Jungkook bütün gün Jimine asi bir şekilde davranıp,eve geldiklerinde koltukta uyumayı tercih etmişti.Onun yüzünü görmek istemiyordu.
Sabah kalktığında sırtı hafifçe ağrısada umursamadı.Bugün Hoseokla buluşacaktı çünkü.İş yerinden izin almıştı.
Pikesini ve yastığını toplayıp kolunun altına tıkıştırdı ve merdivenlere yöneldi.Jimin hala odada uyuyordu.Sarı saçları beyaz yastığına dağılmıştı.
Sessizce dolaptan giyeceklerini ayarladı ve aşağı indi.Üzerini giyinirken,bir yandan da ağzına bir parça ekmek sıkıştırıyordu.

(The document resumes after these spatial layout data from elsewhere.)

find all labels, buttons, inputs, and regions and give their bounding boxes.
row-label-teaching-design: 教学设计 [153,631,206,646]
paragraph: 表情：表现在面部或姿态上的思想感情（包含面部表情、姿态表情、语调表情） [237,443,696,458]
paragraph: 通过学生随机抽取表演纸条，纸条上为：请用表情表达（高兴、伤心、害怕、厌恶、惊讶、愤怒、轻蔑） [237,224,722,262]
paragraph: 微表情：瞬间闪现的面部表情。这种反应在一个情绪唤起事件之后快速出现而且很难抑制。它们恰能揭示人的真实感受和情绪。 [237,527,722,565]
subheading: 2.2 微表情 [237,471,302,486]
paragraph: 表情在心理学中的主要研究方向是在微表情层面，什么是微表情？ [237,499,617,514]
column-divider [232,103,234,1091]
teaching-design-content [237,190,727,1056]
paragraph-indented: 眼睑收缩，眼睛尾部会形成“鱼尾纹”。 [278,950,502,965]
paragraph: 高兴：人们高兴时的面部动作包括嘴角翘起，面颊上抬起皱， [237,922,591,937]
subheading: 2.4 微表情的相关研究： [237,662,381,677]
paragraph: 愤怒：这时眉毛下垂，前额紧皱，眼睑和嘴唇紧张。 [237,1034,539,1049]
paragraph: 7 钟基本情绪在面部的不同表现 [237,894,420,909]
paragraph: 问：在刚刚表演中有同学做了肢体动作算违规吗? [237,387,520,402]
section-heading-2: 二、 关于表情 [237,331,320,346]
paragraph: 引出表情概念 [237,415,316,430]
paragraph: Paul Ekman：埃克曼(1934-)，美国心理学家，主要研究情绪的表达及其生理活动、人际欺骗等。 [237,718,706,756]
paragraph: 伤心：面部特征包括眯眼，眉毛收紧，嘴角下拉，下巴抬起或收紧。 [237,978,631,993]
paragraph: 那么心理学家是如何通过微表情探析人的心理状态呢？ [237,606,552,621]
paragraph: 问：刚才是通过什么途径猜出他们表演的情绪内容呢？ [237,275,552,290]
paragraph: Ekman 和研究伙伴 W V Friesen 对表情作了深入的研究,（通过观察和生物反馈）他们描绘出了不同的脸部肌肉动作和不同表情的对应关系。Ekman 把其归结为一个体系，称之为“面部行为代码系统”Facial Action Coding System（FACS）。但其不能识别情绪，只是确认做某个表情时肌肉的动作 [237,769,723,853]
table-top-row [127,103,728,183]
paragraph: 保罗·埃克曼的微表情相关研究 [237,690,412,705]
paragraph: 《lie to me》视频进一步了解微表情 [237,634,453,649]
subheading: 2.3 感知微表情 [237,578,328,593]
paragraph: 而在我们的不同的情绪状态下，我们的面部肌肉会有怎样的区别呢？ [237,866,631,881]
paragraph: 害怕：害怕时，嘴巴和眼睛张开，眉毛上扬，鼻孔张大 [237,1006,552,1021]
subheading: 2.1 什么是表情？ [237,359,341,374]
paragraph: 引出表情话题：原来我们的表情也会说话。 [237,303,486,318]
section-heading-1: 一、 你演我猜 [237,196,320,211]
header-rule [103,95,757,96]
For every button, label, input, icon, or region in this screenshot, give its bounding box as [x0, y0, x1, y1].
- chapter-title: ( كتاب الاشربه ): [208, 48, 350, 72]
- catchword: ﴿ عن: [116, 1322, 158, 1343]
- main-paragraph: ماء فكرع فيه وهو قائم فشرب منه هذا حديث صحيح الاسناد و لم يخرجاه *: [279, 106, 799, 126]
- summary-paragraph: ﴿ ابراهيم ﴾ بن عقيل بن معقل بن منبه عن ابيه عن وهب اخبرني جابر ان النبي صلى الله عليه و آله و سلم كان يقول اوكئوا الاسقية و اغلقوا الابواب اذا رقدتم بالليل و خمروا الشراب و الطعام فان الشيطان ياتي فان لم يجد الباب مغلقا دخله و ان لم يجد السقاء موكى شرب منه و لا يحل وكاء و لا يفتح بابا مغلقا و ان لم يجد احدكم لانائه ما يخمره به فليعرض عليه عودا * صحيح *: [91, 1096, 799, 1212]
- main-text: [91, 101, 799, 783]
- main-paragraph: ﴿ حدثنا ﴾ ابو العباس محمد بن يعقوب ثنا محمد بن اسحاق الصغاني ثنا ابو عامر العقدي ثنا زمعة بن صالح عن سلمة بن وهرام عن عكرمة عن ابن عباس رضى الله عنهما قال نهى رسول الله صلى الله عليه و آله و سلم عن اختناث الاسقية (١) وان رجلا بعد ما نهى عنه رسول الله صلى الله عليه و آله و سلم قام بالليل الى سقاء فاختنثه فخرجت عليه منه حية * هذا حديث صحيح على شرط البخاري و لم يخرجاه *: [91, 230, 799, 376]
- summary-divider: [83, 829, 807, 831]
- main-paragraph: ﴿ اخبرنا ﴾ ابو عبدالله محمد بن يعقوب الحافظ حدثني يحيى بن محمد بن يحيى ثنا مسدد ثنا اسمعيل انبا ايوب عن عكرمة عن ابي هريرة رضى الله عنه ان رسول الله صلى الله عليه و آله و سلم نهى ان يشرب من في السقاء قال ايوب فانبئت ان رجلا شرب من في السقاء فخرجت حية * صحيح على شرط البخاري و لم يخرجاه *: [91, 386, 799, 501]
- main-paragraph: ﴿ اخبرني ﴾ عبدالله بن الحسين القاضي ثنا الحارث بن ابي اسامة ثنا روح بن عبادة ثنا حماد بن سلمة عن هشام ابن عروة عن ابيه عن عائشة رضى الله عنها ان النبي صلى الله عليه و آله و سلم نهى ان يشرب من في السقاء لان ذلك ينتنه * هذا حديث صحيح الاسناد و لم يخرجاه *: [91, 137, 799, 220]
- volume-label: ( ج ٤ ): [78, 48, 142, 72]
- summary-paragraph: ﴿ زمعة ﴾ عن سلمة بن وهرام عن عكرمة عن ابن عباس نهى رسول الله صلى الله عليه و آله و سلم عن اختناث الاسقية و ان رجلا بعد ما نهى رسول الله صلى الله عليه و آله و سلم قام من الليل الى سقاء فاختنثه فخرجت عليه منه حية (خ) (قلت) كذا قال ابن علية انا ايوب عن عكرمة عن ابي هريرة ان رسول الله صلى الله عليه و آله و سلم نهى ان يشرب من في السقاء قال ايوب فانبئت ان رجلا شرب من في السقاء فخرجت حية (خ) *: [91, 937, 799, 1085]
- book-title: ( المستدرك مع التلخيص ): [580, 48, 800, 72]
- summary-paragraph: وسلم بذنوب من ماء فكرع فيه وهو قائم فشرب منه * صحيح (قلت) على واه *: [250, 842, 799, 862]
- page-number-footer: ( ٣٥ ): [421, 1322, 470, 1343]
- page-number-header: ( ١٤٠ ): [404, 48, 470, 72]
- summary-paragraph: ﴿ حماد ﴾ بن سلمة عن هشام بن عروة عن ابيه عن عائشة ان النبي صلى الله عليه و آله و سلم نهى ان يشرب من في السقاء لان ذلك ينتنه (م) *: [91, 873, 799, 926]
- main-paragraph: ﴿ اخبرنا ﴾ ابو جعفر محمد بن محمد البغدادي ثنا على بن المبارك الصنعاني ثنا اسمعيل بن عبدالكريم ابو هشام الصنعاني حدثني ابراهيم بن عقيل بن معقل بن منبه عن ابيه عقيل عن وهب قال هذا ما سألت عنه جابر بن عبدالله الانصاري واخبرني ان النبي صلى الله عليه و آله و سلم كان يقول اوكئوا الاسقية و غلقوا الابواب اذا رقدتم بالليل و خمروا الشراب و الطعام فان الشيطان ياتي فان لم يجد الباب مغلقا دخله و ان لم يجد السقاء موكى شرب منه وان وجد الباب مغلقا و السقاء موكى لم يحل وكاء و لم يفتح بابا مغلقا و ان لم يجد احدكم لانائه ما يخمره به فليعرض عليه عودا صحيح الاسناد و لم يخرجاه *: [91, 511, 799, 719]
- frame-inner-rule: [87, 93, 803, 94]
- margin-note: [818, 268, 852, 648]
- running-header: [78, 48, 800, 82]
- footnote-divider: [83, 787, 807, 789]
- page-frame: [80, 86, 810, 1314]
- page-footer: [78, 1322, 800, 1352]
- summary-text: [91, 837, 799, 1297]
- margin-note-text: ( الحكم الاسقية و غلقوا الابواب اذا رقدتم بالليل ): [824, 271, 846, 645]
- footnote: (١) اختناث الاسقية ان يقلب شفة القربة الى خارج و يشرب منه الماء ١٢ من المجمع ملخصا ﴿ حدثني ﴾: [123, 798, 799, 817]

Aldatma fikri bile Jungkookun kendisinden nefret etmesine sebep olurken,resmen kocasını aldatmaya gidiyordu.Artık boşanma kararı aldığı için,Jiminin diğer insanlardan bir farkı kalmadığını söylerek kandırıyordu kendisini.
Evden çıkıp dün gece numarasını aldığı Hoseoka mesaj attı.Birlikte kahvaltı yapmaya gideceklerdi.Ordan sonra da belki başka biyerleri gezerlerdi?
Yarım saatlik bir sürüşten sonra buluşacakları kafeye geldiğinde aklından birsürü şey geçiyordu.Jimin kesinlikle birşeylerden şüphelenecekti.Kesinlikle onu arayacaktı.Bu yüzden boşandığını söylediği Hoseoka karşı bir pot kırmamak adına rehberdeki adını düz bir şekilde Jimin olarak kaydetti ve içeri adımladı.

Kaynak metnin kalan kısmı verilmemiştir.